II. О бедной вере и бедной религии

Михаил Наумович, и в книге «Религия после атеизма», и в Ваших интервью наряду с выражением «бедная религия» встречается и «бедная вера», причем, как мне показалось, в похожих контекстах и значениях. Читатель мог бы воспринять их как синонимичные, что, как мне кажется, было бы ошибкой.

То, что вера и религия - понятия связанные, но не тождественные, настолько очевидно, что на этом не стоит останавливаться. Вы тоже об этом пишете, причем именно в связи с «бедной религией», говоря о ней как результате разрыва между вероисповеданиями и верой, называя ее верой вне вероисповеданий [5, c. 10].

Вопрос в другом: как связаны именно бедная религия и бедная вера? В Манифесте бедной религии, написанном Вами в 1982 году, есть, в частности, такое утверждение: «Атеизм приготовляет путь бедной религии, которая обращается к бедности божественных проявлений, к отсутствию «вида и величия». Бедная же эта вера потому, что почти ничего не имеет в этом мире: ни храма, ни обряда, ни установленных правил, одну только обращенность к Богу здесь и сейчас» (курсив везде мой - Т.Д.) [5, c. 8].

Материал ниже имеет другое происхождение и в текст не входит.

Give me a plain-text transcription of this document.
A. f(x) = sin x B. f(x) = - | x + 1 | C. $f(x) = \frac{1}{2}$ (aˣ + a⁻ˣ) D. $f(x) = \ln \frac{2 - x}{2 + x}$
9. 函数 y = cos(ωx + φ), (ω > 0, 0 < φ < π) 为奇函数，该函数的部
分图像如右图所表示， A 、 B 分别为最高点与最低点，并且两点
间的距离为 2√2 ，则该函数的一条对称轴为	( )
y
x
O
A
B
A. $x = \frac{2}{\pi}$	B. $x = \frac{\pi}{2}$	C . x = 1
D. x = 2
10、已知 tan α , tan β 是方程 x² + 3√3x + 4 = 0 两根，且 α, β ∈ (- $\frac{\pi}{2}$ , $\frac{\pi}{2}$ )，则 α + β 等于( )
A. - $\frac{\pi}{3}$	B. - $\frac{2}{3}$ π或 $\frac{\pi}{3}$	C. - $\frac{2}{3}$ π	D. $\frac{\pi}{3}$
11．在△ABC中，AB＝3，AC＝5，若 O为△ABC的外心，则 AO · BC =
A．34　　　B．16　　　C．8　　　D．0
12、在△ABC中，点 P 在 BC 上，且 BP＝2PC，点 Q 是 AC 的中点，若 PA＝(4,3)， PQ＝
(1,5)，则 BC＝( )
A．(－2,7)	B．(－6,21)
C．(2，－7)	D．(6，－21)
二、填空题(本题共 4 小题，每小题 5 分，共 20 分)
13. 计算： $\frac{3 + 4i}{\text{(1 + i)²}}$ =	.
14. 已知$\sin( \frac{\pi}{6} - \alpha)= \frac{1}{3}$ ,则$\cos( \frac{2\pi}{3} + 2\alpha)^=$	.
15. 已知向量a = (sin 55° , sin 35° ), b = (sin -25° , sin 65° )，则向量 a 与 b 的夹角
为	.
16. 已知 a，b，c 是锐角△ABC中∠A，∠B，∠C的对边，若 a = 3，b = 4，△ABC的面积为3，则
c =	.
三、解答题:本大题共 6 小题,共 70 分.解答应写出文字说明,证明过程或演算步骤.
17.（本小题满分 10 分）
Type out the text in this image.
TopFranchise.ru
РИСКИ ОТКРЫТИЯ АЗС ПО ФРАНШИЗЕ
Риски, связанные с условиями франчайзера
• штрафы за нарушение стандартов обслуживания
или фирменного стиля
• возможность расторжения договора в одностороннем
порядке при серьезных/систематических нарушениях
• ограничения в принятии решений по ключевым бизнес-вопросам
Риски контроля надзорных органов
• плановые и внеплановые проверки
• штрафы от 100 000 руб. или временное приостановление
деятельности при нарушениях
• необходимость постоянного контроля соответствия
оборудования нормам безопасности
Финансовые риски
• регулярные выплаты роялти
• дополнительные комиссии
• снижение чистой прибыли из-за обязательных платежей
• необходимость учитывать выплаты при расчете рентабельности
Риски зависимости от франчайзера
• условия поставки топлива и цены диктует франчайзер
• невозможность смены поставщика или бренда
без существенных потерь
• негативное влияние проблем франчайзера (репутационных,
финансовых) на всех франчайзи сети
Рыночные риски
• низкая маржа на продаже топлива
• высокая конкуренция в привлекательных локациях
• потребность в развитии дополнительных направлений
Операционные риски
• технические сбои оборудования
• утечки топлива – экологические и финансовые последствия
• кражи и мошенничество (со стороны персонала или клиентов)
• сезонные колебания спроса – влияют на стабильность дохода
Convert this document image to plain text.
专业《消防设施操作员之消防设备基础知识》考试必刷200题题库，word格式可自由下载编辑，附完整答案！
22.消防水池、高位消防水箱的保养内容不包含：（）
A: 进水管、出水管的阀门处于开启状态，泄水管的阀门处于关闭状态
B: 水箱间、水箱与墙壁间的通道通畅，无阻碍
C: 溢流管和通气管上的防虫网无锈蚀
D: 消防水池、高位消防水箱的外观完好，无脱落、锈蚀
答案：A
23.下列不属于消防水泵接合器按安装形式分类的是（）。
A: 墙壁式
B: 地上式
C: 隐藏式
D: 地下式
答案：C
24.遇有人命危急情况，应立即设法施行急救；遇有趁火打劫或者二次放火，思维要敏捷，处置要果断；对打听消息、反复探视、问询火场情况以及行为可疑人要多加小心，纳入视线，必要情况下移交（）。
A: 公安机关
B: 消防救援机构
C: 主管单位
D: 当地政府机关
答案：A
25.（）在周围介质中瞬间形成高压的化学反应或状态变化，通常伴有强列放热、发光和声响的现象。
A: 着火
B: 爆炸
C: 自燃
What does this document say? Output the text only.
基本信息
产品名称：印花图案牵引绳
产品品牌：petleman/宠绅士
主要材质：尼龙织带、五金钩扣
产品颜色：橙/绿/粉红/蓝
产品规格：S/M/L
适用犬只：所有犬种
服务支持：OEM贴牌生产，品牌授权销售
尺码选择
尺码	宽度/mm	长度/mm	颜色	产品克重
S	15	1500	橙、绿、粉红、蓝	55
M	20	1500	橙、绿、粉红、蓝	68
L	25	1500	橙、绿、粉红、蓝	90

То есть бедная религия выражается в бедной вере? Тогда что такое бедная вера?

Я думаю, Вам уже пришлось ответить на множество недоуменных вопросов по поводу правомерности использования термина «бедная религия» (не меньше, чем Т. Куну по поводу «нормальной науки») именно в силу неоднозначности понятия «бедная». Понятие «minimal religion», «minimized religion», которые использует Томас Олтайзер, т. е. минимальная, минимизированная религия, не вызывает вопросов, поскольку понимается более или менее однозначно, - в отличие от «бедной религии». Бедность обычно ассоциируется с нехваткой, скудостью, убожеством, нуждой, несчастьем, маргинальностью, несоответствием стандарту благополучия (неважно, в каком контексте -«бедная речь», «бедняжка», «живут они бедно»). Это не просто минимум необходимого, отсутствие излишнего - это недостаток какого-то важнейшего качества, которое делает объект полноценным. То есть бедная религия - не вполне религия, а бедная вера - не вполне вера?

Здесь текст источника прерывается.